AC Mains present all over the place inside: mains motors, mains clock etc. Slightly improved colour circuitry compared to the original N1500, also modified field blanking to reduce flyback interference on some televisions. Cosmetic variations on the N1500, with black replacing the silver frontage and black plastic surround rather than wood.

===N1502 (Released 1976)===
The later model N1502 had a totally different mechanism using DC motors and more advanced electronics, and was somewhat more reliable. A later version again was still called N1502 but had further significant mechanical and electronic advances, and in particular had a worm drive for operation of the loading mechanism rather than a fragile plastic gearbox assembly. Earlier machines had a hardwired mains cable, later ones were fitted with a standard "Figure-8" C7 power socket.

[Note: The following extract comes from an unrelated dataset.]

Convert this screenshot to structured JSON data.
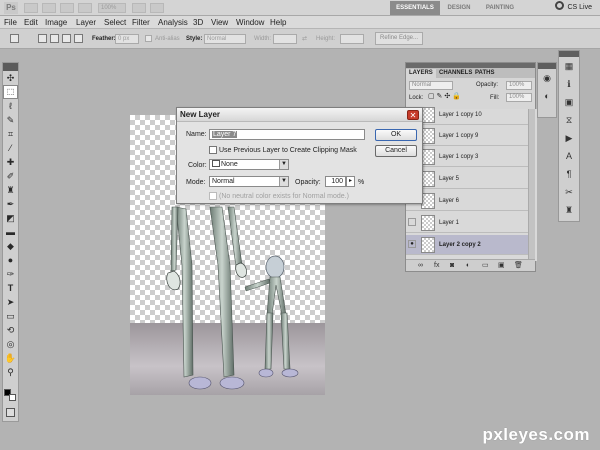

===N1512 (Released 1976)===
The N1512 model offered composite video input and output connectors, but was otherwise the same as the N1502. The VCR-LP model N1700 was closely related to the later N1502 variant. Other, rarer Philips models included stereo sound and editing capabilities.

Circuitry and internal layout was much more modular than the first generation Philips VCRs. Used quiet DC motors (First generation VCRs used hefty synchronous AC mains motors). Basically this model was the same as the Philips N1502 with an extra board for video in / out. Channel button 8 selected video in.

===N1700 (Released 1977)===
Superficially similar to the Philips N1502 both externally and internally. Some components were interchangeable between the two models. Slower tape-speed and a slant-azimuth recording technique (to almost eliminate cross-talk between video tracks without using tape-wasting guard-bands) made possible the longer playing time without a noticeable loss in picture quality. The mains lead was hard-wired into the machine; however later releases of the N1700 had a removable lead - this would become standard on the N1702 model. Also on later models, presumably as the company had already started production of the N1702, the internal Video Head is also sometimes labelled as N1702 instead of N1700. The price in the UK was around £700 which would be over £5,500 in 2023. A Skantic branded clone model VCR 1209281 had the silver top design of the later N1702 model.

Denis Norden promoted this model in the industrial video "The Philips Time Machine".

===N1702 (Released 1979)===
Similar to the Philips model N1700, the N1702 had a lighter coloured top cover (N1702 was silver and black whilst the N1700 was grey). A 4-digit counter, a 9-day timer, separate mains lead (not hardwired in), and a test-pattern generator to aid TV tuning. Tape transport legends in slightly different position on later N1702's.

===Grundig models===
Grundig built a VCR4000 VCR-LP model which had microprocessor control and so treated the tapes more gently than the purely mechanical decks, and the SVR4004 (longer running SV format) model was very similar. Other Grundig models included the VCR3000 (believed to be VCR format) and VCR5000AV (believed to be the only dual format VCR and VCR-LP machine).

==Replacement==
In the late 1970s, the VCR formats were superseded altogether by Video 2000 (also known as 'Video Compact Cassette' or VCC). Due to the similar initialisms, and the fact that both were designed by Philips, the 'VCC' and 'VCR' formats are often confused. However, the two systems are incompatible, and there are significant differences between them. Some Video 2000 machines carry a modified version of the "VCR" logo (such as had appeared on the N1500 and N1700 machines), adding further to this confusion.